Шрифт:
Закладка:
Прострелили воздух окурками, постучали ладонями по карманам – нет ли чего лишнего, двинули вперёд. На входе наткнулись на обсоса в ковбойской шляпе, дали подзатыльника какому-то малому, мокрому и противному, пристально, хотя и коротко, пронзили взглядом незнакомого пацана, кучерявого и борзого, смотревшего на всех с отвращением. Протиснулись к невесте, за локоть оттащили от неё ветерана с красными от бессонницы глазами, влепили ещё один подзатыльник мокрому малому, увязавшемуся зачем-то за ними. Поздоровались. Даниил протянул руку, Олег – нет.
Соня удивилась. Однако быстро взяла себя в руки, улыбнулась Даниилу, протянула ладонь Олегу, а когда тот демонстративно не ответил, притянула его к себе и влажно поцеловала в щёку, уколовшись о четырехдневную щетину. Олег смущённо извинился, что опоздали, мол. И что не в парадном. И без подарка. Смущался всё больше, но тут Даниил перебил его, достал из кармана связку ключей и протянул Соне: на, пацанка, сказал, сегодня мой мерс твой. А я пойду бухну. Соня рассмеялась, снимая общее напряжение, но ключи неожиданно для себя взяла. Давай, сказала, гуляйте. Ключи пусть у меня будут, а то устроите тут американские горки. Даниилу уже кто-то наливал. Олег хотел что-то сказать, но только махнул рукой и тоже потянулся к столам.
Почему корабли? – думала она. – Откуда корабли? Последние годы она вела дневник. На фирму приходил психоаналитик, весёлый шарлатан, он подкатывал во время сеансов к секретаршам и бухгалтершам, за что его любили и не выгоняли. У вас всё хорошо, сказал он Соне: работа, карьера, здоровье. Даже то, что у вас нет мужа, – хорошо. У вас вообще всё хорошо. Самое время обеспокоиться, предупредил он. И предложил вести дневник. Мол, это для самой себя, поэтому можно не сдерживаться – пишите что хотите: всё равно никто не прочитает.

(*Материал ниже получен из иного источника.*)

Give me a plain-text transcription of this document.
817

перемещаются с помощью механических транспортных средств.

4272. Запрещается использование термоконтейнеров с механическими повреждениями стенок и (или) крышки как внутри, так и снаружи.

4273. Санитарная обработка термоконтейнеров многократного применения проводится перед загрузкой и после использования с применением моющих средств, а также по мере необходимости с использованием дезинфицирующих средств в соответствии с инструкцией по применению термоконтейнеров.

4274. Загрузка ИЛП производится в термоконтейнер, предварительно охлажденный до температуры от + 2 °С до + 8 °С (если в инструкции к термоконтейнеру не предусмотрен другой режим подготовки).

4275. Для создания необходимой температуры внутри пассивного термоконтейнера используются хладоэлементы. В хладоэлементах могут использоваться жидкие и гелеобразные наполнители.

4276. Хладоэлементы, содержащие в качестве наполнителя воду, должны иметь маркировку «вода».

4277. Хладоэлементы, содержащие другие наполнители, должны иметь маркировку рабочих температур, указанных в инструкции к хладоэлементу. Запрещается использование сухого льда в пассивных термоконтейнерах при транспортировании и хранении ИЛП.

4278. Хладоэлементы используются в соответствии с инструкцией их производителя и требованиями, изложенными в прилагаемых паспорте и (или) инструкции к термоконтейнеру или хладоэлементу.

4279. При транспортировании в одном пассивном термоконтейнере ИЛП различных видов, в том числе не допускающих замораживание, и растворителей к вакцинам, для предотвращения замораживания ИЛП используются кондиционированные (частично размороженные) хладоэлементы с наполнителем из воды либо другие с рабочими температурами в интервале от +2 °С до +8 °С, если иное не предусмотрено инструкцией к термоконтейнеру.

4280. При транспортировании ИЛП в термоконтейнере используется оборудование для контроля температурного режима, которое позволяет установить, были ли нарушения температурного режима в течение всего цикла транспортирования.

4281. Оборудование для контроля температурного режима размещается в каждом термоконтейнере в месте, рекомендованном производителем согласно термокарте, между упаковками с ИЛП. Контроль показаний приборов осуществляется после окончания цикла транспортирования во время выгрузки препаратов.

Соня согласилась. Она вообще легко соглашалась на всё новое и неожиданное. Только, – подумала, – про что писать? Сразу же решила, что никаких рабочих моментов. Зачем облегчать работу налоговой, – подумала. И никакой любви, добавила мысленно. С любовью на самом деле всё было прекрасно. Соня сама бросала своих мужчин – они её бросить просто не решались. Дважды она была в браке, дважды её мужчины бесследно исчезали из её жизни. Соня шутила по этому поводу, говорила, что откусила им головы. И не только головы, добавляла. У неё было много секса, она выбирала себе интересных мужчин, она, когда хотела, выбирала себе женщин, женщинам она нравилась, была неутомимой и спокойной, такой, какими они хотели бы видеть своих мужчин. Мужчинам она, ясное дело, тоже нравилась, была с ними нежной и открытой, к тому же всегда платила за свою выпивку.

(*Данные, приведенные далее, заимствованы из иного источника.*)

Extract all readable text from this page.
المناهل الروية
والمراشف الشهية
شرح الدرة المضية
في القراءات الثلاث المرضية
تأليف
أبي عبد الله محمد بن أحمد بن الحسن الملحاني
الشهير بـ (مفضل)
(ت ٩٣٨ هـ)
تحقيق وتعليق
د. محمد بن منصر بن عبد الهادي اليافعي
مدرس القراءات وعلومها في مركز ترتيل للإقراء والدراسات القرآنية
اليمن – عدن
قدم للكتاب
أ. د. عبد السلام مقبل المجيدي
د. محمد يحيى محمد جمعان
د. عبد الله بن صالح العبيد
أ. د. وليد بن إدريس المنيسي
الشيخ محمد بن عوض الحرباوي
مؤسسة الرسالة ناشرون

Поэтому она стала записывать свои сны. Тщательно и детально. Описывала увиденные комнаты и строения, лица, записывала разговоры. Рисовала деревья, цветы и удивительных животных, не имевших названий. Делала комментарии под нарисованными ею метеоритами, падавшими на старые кварталы города, под схемами мин, закопанных в песчаные дюны, под профилями серийных убийц, пойманных и осуждённых к смерти через повешение. Убийцы на её картинках напоминали корабельные команды: истощённые, но не сломленные, они были между собой чем-то похожи, как и надлежит мужчинам, проводящим вместе в ограниченном пространстве долгое время. Однажды не удержалась и показала всё это маме, тогда ещё живой. Мама почитала и посоветовала дневник сожгла, чтобы спокойно спать дальше. Соня послушалась, дневник спалила, но тут же завела новый, быстро заполняя его профилями мужчин.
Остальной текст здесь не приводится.